In fact, likely a result of the robust level of media coverage last year’s reporting generated, our Authentic Insights research recently revealed the gender pay gap is now one of the top three issues that UK consumers expect companies to take action on, along with other workplace issues such as income gaps, executive pay, diversity and sexual harassment.

It is the reflection of a broader shift we are seeing in terms of expectations of businesses. Seventy-four percent of consumers expect companies to go beyond mandated regulations and to be actively working to solve societal issues. And a majority of communications professionals believe that it is how they respond to social issues like automation, mental health and gender diversity, will define their company’s purpose in the next five years. There is broad recognition that companies have their work cut out for them on these issues and that it needs to be prioritised to maintain a respected reputation.

So, what does this mean for companies and the 2018 gender pay gap?
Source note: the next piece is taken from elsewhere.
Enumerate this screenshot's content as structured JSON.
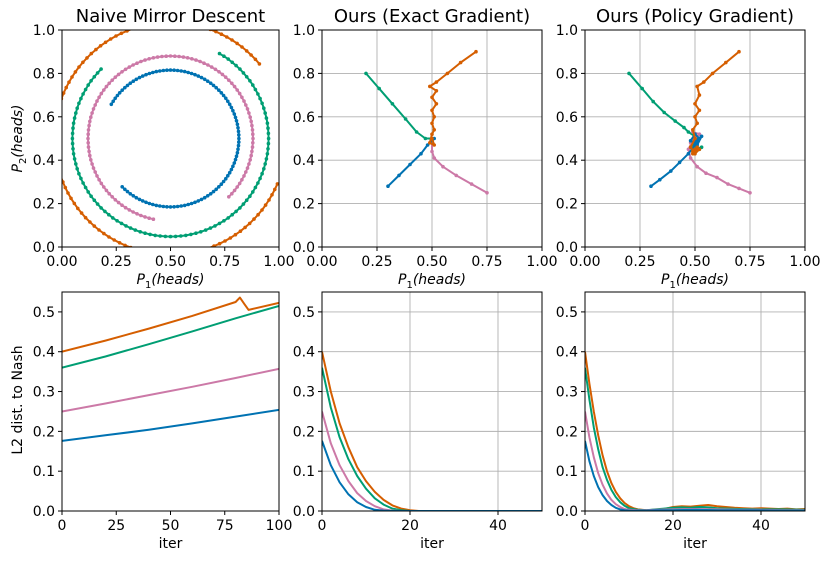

  1. Companies need to be prepared to prioritise and discuss social issues, but it can’t be about lip service. When taking a stand on issues like gender parity, the latest research has shown that engaged consumers expect companies to act, change policy and leverage their position to be the change they are advocating for. This is evidenced in the media landscape as well – as coverage indicates journalists are beginning to look beyond what numbers are being reported, to critically examining what action they are taking to redress the gender balance. Put simply, having a nice story doesn’t cut it. Organisations need to develop an actionable plan that will affect change.

  2. Have a credible, robust explanation for why there is a gender pay gap. Companies can’t hide behind numbers because there is a likely risk they’ll be found out. Transparency and commitment is always the best policy, particularly when there is an issue that needs addressing. What’s more, over a third (38%) of consumers said that if a company explains why they have taken a position on an issue that is important to them, they are extremely or very likely to continue to support them, even if they disagree.

  3. Don’t try and simplify it. The gender pay gap is part of a much bigger, complex conversation on gender equality and isn’t going to be solved by one solution. Companies should ensure any strategies to combat gender pay gap takes into account broader issues of diversity and inclusion such as ethnic discrimination, workforce re-entry, career progression, etc., and this may play a larger role in this year’s media reporting.

  4. Share a female point of view. No one wants to hear a businessman explaining issues related to women’s rights and gender equality. Identify senior women or case studies within your business who can help shed light on the issues at hand and speak first-hand about the company’s strategy to reversing the gender pay gap.

  5. Engage employees first. Regardless of how active a company’s external communications strategy is, employees are the most important audience and share the same – if not stronger – expectations than general consumers. It is important to get preparation and internal communication about the gender pay gap right to ensure transparency and continued advocacy from employees. Given the sensitive nature of the communication, it is recommended that employees hear about the gender pay gap directly from their managers with whom they have a closer professional relationship. Companies should take a leadership-led cascade approach, ensuring that all managers feel supported to lead conversations with their direct team on the gender pay gap.

  6. Engage the C-suite: When it comes to who speaks on behalf of their companies with regards to issues, it is the CEO who is the most important to hear from, as well as the most credible. He or she should reflect and embody the values of the company. Full stop. Consumers and employees expect nothing less and will want leaders to respond to how the gender pay gap along with other important social issues, are being addressed.

Although it may be too early for company’s gender pay gap figures to reflect change this year, if we know anything it is that consumer expectations are changing.

Companies need to outline a clear plan for how they will be addressing the gender pay gap and broader social issues. And they will be expected to back it up with action.